Resistance is growing in the ranks of Germany’s Social Democrats against forming another “grand coalition” with Chancellor Angela Merkel’s Christian Democrats, and migration policy is a major sticking point.
Migration remains the most divisive issue in the country following the slaying late last month of a teenage German girl by her former boyfriend, an Afghan migrant.
The killing has refocused public anxiety about a rising level of violent crime associated with migrants, as well as the government’s handling of thousands of unaccompanied male asylum-seekers who claim to be under 18 years of age, but who may be adults.
The December 27 killing of the 15-year-old girl prompted a tabloid press furor. It followed a series of brutal crimes by young male migrants, including the slaying in September of a 19-year-old medical student by a 22-year-old Afghan migrant, who told a court he posed as a minor to improve his immigration chances.
In his case, public anger deepened when it emerged he had been jailed for attempted murder in Greece, but released under an amnesty before making his way to Germany.
In July of last year, another adult male migrant claiming to be a teenager went on an axe rampage on a train, injuring several people before being shot dead by police.

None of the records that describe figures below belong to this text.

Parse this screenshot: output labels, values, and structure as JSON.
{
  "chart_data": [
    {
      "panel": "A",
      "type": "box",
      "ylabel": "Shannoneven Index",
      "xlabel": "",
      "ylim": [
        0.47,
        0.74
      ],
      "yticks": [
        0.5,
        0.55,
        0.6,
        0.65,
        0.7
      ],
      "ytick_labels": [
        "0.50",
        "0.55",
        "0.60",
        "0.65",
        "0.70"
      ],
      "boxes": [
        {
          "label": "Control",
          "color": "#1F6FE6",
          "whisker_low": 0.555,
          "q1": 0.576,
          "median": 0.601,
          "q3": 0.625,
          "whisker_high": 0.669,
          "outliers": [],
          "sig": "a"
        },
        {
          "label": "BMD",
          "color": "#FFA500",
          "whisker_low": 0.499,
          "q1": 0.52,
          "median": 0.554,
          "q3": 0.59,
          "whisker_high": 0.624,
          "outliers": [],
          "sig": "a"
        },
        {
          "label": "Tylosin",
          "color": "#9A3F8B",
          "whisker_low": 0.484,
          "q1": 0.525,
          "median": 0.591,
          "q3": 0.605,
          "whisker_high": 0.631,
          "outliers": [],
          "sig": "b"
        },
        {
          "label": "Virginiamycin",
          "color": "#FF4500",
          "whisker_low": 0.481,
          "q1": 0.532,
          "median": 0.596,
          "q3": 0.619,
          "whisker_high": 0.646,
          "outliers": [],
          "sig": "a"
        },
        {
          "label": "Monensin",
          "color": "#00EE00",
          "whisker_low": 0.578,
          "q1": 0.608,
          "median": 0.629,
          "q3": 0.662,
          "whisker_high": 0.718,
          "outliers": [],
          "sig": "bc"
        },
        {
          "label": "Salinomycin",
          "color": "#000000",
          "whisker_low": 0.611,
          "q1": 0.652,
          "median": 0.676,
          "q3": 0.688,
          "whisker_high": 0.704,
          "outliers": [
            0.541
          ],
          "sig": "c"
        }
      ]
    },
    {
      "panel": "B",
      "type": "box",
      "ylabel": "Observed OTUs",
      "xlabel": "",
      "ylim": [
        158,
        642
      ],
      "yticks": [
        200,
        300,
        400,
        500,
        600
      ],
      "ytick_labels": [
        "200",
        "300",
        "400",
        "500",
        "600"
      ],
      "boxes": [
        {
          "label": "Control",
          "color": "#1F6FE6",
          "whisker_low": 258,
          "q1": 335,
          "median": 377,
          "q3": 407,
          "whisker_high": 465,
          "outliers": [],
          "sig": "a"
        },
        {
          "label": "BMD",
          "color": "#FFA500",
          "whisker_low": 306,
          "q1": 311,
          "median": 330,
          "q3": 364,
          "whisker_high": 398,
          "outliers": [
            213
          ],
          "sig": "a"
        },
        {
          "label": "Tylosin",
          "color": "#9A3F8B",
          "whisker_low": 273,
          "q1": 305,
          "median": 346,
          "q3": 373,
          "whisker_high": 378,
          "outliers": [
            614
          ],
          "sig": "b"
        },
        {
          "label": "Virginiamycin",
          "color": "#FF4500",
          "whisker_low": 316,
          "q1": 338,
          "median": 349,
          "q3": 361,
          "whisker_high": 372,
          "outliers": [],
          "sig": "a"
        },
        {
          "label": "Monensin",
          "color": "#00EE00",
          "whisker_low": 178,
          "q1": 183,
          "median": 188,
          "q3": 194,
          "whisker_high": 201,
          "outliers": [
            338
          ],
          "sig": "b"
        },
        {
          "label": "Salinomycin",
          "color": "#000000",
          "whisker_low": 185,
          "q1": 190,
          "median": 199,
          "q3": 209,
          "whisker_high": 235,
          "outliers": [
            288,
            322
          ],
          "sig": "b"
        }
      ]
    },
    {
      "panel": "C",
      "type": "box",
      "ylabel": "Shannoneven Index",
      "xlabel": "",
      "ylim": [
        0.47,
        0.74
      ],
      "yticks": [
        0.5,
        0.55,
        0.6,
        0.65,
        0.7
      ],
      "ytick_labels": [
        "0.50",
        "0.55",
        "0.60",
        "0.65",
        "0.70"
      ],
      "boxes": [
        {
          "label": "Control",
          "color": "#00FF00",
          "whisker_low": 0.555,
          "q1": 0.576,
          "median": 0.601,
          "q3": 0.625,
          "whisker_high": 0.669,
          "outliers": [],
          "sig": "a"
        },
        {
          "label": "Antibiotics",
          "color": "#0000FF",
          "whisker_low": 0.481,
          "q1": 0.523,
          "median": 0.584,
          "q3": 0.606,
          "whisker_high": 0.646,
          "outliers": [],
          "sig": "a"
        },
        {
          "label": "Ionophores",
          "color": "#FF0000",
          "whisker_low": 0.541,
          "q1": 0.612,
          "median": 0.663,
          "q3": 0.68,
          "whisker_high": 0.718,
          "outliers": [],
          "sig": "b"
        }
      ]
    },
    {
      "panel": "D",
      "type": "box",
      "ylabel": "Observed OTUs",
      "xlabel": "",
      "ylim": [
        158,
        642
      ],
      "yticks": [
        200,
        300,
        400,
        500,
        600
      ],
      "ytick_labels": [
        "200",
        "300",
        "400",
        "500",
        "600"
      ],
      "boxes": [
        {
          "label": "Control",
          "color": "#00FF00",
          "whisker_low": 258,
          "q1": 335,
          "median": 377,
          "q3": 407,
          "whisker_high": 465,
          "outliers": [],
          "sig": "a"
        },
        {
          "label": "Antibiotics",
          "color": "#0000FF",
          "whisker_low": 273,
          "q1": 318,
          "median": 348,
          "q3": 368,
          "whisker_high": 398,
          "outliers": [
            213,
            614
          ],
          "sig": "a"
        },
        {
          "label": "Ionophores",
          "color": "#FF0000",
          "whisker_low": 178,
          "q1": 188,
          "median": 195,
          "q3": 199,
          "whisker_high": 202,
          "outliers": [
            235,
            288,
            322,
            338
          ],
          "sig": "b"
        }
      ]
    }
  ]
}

The reports of migrant-related crime are adding to Merkel’s difficulties in pulling off a coalition deal with the Social Democrats (SPD) that would allow her to remain Germany’s leader.
Immigrant cap
Social Democrat rebels object to a cap on the number of migrants allowed to resettle in the country that was included Friday in a preliminary agreement among the parties. Chancellor Merkel’s junior partner, Bavaria’s Christian Social Union (CSU), is demanding a 220,000-person a year cap on the resettlement of asylum-seekers.
Migration differences contributed to the collapse of weeks-long coalition talks last year among her Christian Democratic Union (CDU), its Bavarian sister party, the pro-business Free Democratic Party (FDP), and the Green party, following federal elections at the end of September.
Those elections left Merkel’s ruling CDU the largest party, but with a reduced share of the vote and fewer seats thanks partly to a surge by Germany’s far-right populists. The SPD recorded its worst electoral performance since 1933.
In last week’s negotiations with the SPD, the Bavarian CSU conservatives insisted on the resettlement cap and have been demanding medical tests for unaccompanied male migrants suspected of lying about their age. SPD activists accuse the CSU of exploiting the migration issue, arguing that young German males also commit crimes.
Since the migration influx started in 2015, when Merkel offered an open-door policy to asylum-seekers from war-torn countries, crime rates have risen. Violent crime rose 10 percent between 2014 and 2017 in the state of North Rhine-Westphalia.
The migration cap has enraged some SPD rebels, who say it is unconstitutional. They also want a new social security plan and stronger protections for employees.
Changes to coalition deal
Speaking to Berlin’s Der Tagesspiegel newspaper, the city’s mayor, Michael Muller, said the preliminary coalition talks “fell short of party expectations.” He refused to rule out the possibility of SPD delegates withholding their approval, the coalition talks collapsing, and the need for new elections.
SPD leaders fear party members will reject the outline coalition agreement when they vote on January 21 and are scrambling to seek changes in the deal. Rank-and-file skeptics remain bruised by the SPD’s poor performance in last year’s elections and doubtful it should agree to a renewed version of their 2013-2017 “grand coalition” with Merkel’s conservatives.
Talk of seeking changes in the provisional deal struck Friday is angering conservatives. Julia Kloeckner, a deputy CDU leader, questioned the trustworthiness of the SPD. “You negotiated, raised your hand for the complete exploratory package,” she said
“Being able to trust means being able to rely on the word of the other,” she tweeted. “Everything was negotiated in the package, no cherry picking please!.”
CDU lawmaker Thomas Strob told RedaktionsNetzwerk Deutschland, “What we have agreed upon with each other is valid.”
On Saturday, delegates at a regional SPD conference in the eastern German state of Saxony-Anhalt voted 52-51 against agreeing to a “grand coalition” with Merkel, despite a plea by former party leader Sigmar Gabriel to back the deal for the sake of German stability.
The teenage girl’s slaying will “inevitably have repercussions for ongoing coalition talks in Berlin,” said Marcel Fürstenau, a commentator for Deutsche Welle, Germany’s public international broadcaster. “One thing seems impossible: that people, despite being understandably horrified and outraged, might deal with it calmly.”